What Recovery Actually Looks Like
Recovery from AuDHD burnout isn’t quick. It’s not about productivity hacks or positive thinking. It’s about rebuilding trust — with your body, your limits, and your needs.
It looks like:
- Unmasking slowly, even when it feels risky.
- Lowering the bar — not because you’ve failed, but because your body is asking for mercy.
- Letting yourself rest without guilt.
- Redefining success as showing up in a way that’s sustainable.
Sometimes it’s weeks of rest. Sometimes it’s years of unlearning. And sometimes, it’s just surviving the day without pushing harder than you should.
Learning to Rest (Again)
If you’ve followed my writing for a while, you know I’m still learning how to rest. My ADHD brain hates stillness, and my autistic side craves structure. Burnout forces me to confront both — the need to move and the need to stop.

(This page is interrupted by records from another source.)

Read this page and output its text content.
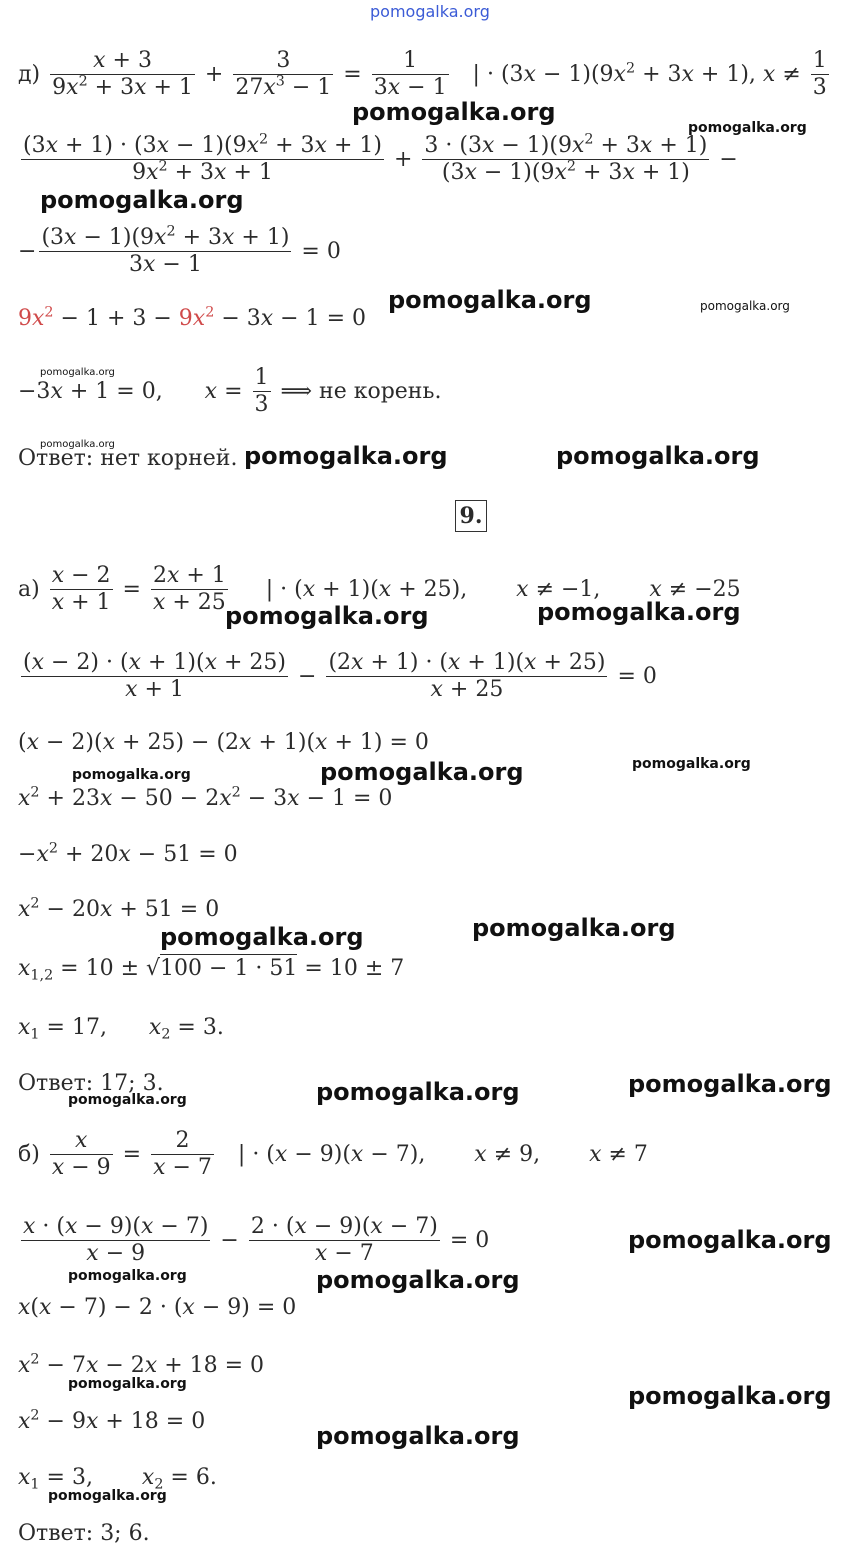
pomogalka.org
$д) \frac{x + 3}{9x^2 + 3x + 1} + \frac{3}{27x^3 - 1} = \frac{1}{3x - 1}$ | · $(3x - 1)(9x^2 + 3x + 1)$, $x \ne \frac{1}{3}$
$\frac{(3x + 1) \cdot (3x - 1)(9x^2 + 3x + 1)}{9x^2 + 3x + 1} + \frac{3 \cdot (3x - 1)(9x^2 + 3x + 1)}{(3x - 1)(9x^2 + 3x + 1)}$ −
− $\frac{(3x - 1)(9x^2 + 3x + 1)}{3x - 1} = 0$
$9x^2 - 1 + 3 - 9x^2 - 3x - 1 = 0$
−3x + 1 = 0,      $x = \frac{1}{3}$ ⟹ не корень.
Ответ: нет корней.
9.
$а) \frac{x - 2}{x + 1} = \frac{2x + 1}{x + 25}$ | · (x + 1)(x + 25),       x ≠ −1,       x ≠ −25
$\frac{(x - 2) \cdot (x + 1)(x + 25)}{x + 1} - \frac{(2x + 1) \cdot (x + 1)(x + 25)}{x + 25} = 0$
(x − 2)(x + 25) − (2x + 1)(x + 1) = 0
$x^2 + 23x - 50 - 2x^2 - 3x - 1 = 0$
$-x^2 + 20x - 51 = 0$
$x^2 - 20x + 51 = 0$
$x_{1,2} = 10 \pm √100 - 1 \cdot 51 = 10 \pm 7$
$x_1 = 17$,      $x_2 = 3$.
Ответ: 17; 3.
$б) \frac{x}{x - 9} = \frac{2}{x - 7}$ | · (x − 9)(x − 7),       x ≠ 9,       x ≠ 7
$\frac{x \cdot (x - 9)(x - 7)}{x - 9} - \frac{2 \cdot (x - 9)(x - 7)}{x - 7} = 0$
x(x − 7) − 2 · (x − 9) = 0
$x^2 - 7x - 2x + 18 = 0$
$x^2 - 9x + 18 = 0$
$x_1 = 3$,       $x_2 = 6$.
Ответ: 3; 6.
pomogalka.org
pomogalka.org
pomogalka.org
pomogalka.org	pomogalka.org
pomogalka.org
pomogalka.org	pomogalka.org	pomogalka.org
pomogalka.org	pomogalka.org
pomogalka.org	pomogalka.org	pomogalka.org
pomogalka.org
pomogalka.org
pomogalka.org
pomogalka.org
pomogalka.org
pomogalka.org
pomogalka.org	pomogalka.org
pomogalka.org	pomogalka.org
pomogalka.org
pomogalka.org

I’m realizing rest isn’t something you earn by finishing your to-do list. It’s something your body requires to exist. It’s a boundary, not a reward.
Burnout is brutal, but it’s also honest. It strips away everything that isn’t working and demands you build something gentler in its place.
A Note to Anyone There Right Now
If you’re in AuDHD burnout, I see you. The world feels too big, your energy feels gone, and nothing makes sense anymore. But you are not broken — your system is protecting you. It’s saying, you can’t keep living like this.
Listen. Slow down. Don’t rush your recovery. You are still you, even when you can’t function. Especially when you can’t.
Burnout isn’t the end — it’s your body’s way of asking for a new beginning.
🌙 Reflection
Writing this while still recovering from being sick, I realized how connected illness and burnout really are. Being sick forced me to stop. Burnout forces me to stay stopped.
My body is teaching me that rest isn’t a pause between productive moments — it’s a form of survival. Every time I slow down, every time I listen instead of push, I’m rebuilding trust with myself.
This is what AuDHD and Burned Out is about: learning how to exist gently in a world that moves too fast. Learning that rest isn’t failure — it’s resistance. And maybe, one day, it’ll feel like peace.